De l’avis général des visiteurs, l’édition 2023 d’artgenève, qui s’est ouverte aujourd’hui 25 janvier à Palexpo, le Centre des congrès de Genève jouxtant opportunément l’aéroport, est un bon cru. « Le niveau a monté, les exposants ont fait de gros efforts d’accrochage et de scénographie. Soit ils ont apporté de belles pièces pour les artistes historiques, soit ils présentent des stands parfois inattendus », confie un participant au salon.
Ainsi Gagosian, loin de l’aperçu parfois flashy de son écurie, consacre-t-il son stand aux céramiques minimalistes d’Edmund de Waal, artiste et auteur du Lièvre aux yeux d’ambre, et aux œuvres épurées de Theaster Gates. Dans un tout autre genre, Capitain Petzel dédie un white cube à une seule œuvre féministe d’Andrea Bowers, un néon récent baptisé Fight Like a Girl.
Sur son stand plus historique, Waddington Custot fait dialoguer Barry Flanagan, vedette cette année du secteur Estates de la foire, avec Serge Poliakoff, Sam Szafran, un beau Max Ernst de 1931 (à environ 700 000 francs suisses) ou une étonnante noix géante en terre cuite de Tapiès (pour 250 000 francs). « L’une des forces d’artgenève est d’avoir su réussir à composer ce "collage" de différentes périodes, d’œuvres aussi différentes, dans une même allée ou un périmètre de 50 mètres », résume Thomas Hug, fondateur et directeur du salon.

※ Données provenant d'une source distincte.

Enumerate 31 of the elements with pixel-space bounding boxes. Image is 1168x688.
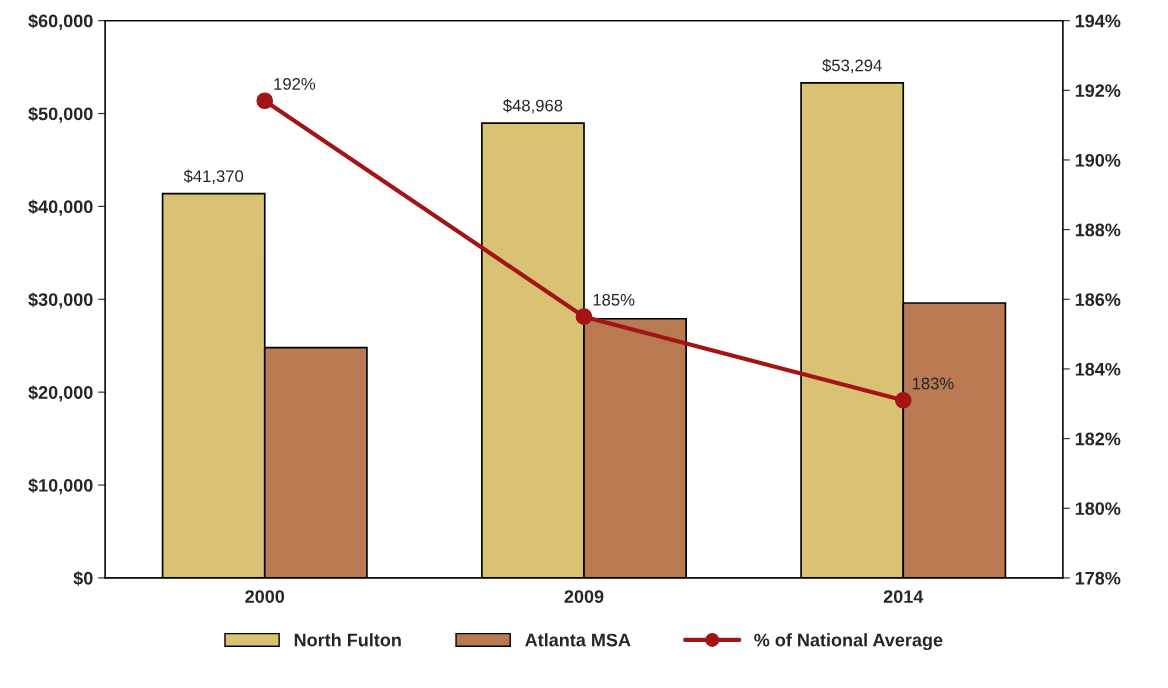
x-tick-label: 2000 — [245, 590, 285, 603]
x-tick-label: 2014 — [883, 590, 924, 603]
y-tick-label: $60,000 — [28, 13, 93, 30]
y2-tick-label: 192% — [1075, 84, 1121, 98]
y-tick-label: $40,000 — [28, 199, 93, 216]
data-label: 183% — [912, 377, 954, 390]
y2-tick-label: 178% — [1075, 571, 1121, 585]
y-tick-label: $10,000 — [28, 478, 93, 495]
y2-tick-label: 184% — [1075, 362, 1121, 376]
y-tick-label: $30,000 — [28, 292, 93, 309]
data-label: 185% — [593, 293, 635, 306]
point — [894, 391, 912, 409]
y2-tick-label: 182% — [1075, 432, 1121, 446]
y2-tick-label: 188% — [1075, 223, 1121, 237]
y2-tick-label: 190% — [1075, 153, 1121, 167]
legend-label: % of National Average — [754, 633, 943, 651]
data-label: 192% — [274, 78, 316, 90]
data-label: $53,294 — [822, 58, 882, 74]
data-label: $48,968 — [502, 98, 563, 114]
y2-tick-label: 180% — [1075, 502, 1121, 515]
point — [256, 92, 274, 110]
legend-label: Atlanta MSA — [525, 633, 631, 647]
y2-tick-label: 186% — [1075, 293, 1121, 306]
y2-tick-label: 194% — [1075, 14, 1121, 28]
y-tick-label: $20,000 — [28, 385, 93, 402]
y-tick-label: $50,000 — [28, 106, 93, 123]
point — [575, 308, 593, 326]
y-tick-label: $0 — [73, 571, 93, 586]
legend-label: North Fulton — [294, 633, 401, 647]
data-label: $41,370 — [183, 169, 244, 185]
x-tick-label: 2009 — [564, 590, 604, 603]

Parmi les stands les plus curatés figure indéniablement celui de la galerie parisienne Le Minotaure, dédiée aux avant-gardes. Une vraie démarche muséale a animé Benoit Sapiro, le directeur de l’enseigne, autour de la figure étonnante de la baronne d’Oettingen, mécène, artiste sous le nom de François Angiboult et aussi poète. « Une partie de la succession Serge Férat sert de socle à cette exposition qui intègre aussi des marionnettes de Marie Vassilieff achetées voici trente ans », précise Benoît Sapiro. Ces marionnettes réalisées à partir des années 1920 constituent l’un des points forts du stand. Tout comme certaines œuvres d’artistes gravitant autour de son cercle, dont un superbe autoportrait cubiste de Vladimir Baronoff-Rossiné de 1913 (à 300 000 euros), Talamus, une huile de Picabia de 1938 à la palette étonnamment contemporaine (390 000 euros), ou encore un patchwork textile de la baronne elle-même pour 70 000 euros. Le tout « incarne le passage historique des artistes de la Butte Montmartre et du Bateau-Lavoir à Montparnasse, transition vers l’art moderne », résume Benoit Sapiro.
Si la foire n’aligne pas forcément les plus grosses œuvres des artistes blue-chip, c’est finalement tant mieux pour les visiteurs qui peuvent les trouver sur d’autres salons et notamment à Art Basel, avec qui elle tisse indirectement des liens. Les exposants de Bâle retrouvent leurs clients à artgenève, où ils se décident souvent à acheter ! Les galeristes compensent en tout cas en présentant nombre de jeunes artistes sur leur stand, l’une des tendances de cette édition. « Une galerie établie se doit aussi de se renouveler. Il faut montrer qu’on avance », confie l’un des directeurs de la galerie suisse Eva Presenhuber. Outre Ugo Rondinone, à l’affiche du Musée d’art et d’histoire de Genève mais aussi du Grand Théâtre de la Ville où en avril il présentera ses scénographies, l’enseigne montre Louisa Gagliardi et ses œuvres réalisées par impression, ou les petits portraits de Sofia Mitsola. Revenue l’an dernier après une longue absence, Semiose a cédé le grand chien fluo d’Oli Epp accroché dans l’allée à une collection publique d’Europe de l’Est, ainsi qu’un grand tableau de Xie Lei représentant un homme en train de couler. Quant à la 193 Gallery, elle expose entre autres les œuvres cosmiques du Chilien Javier Toro Blum (8 000 à 12 000 euros H.T.). À un rythme suisse, les transactions commençaient à se multiplier en fin d’après-midi le 25 janvier.
Artgenève, 26-29 janvier 2023, Palexpo, Genève, Suisse.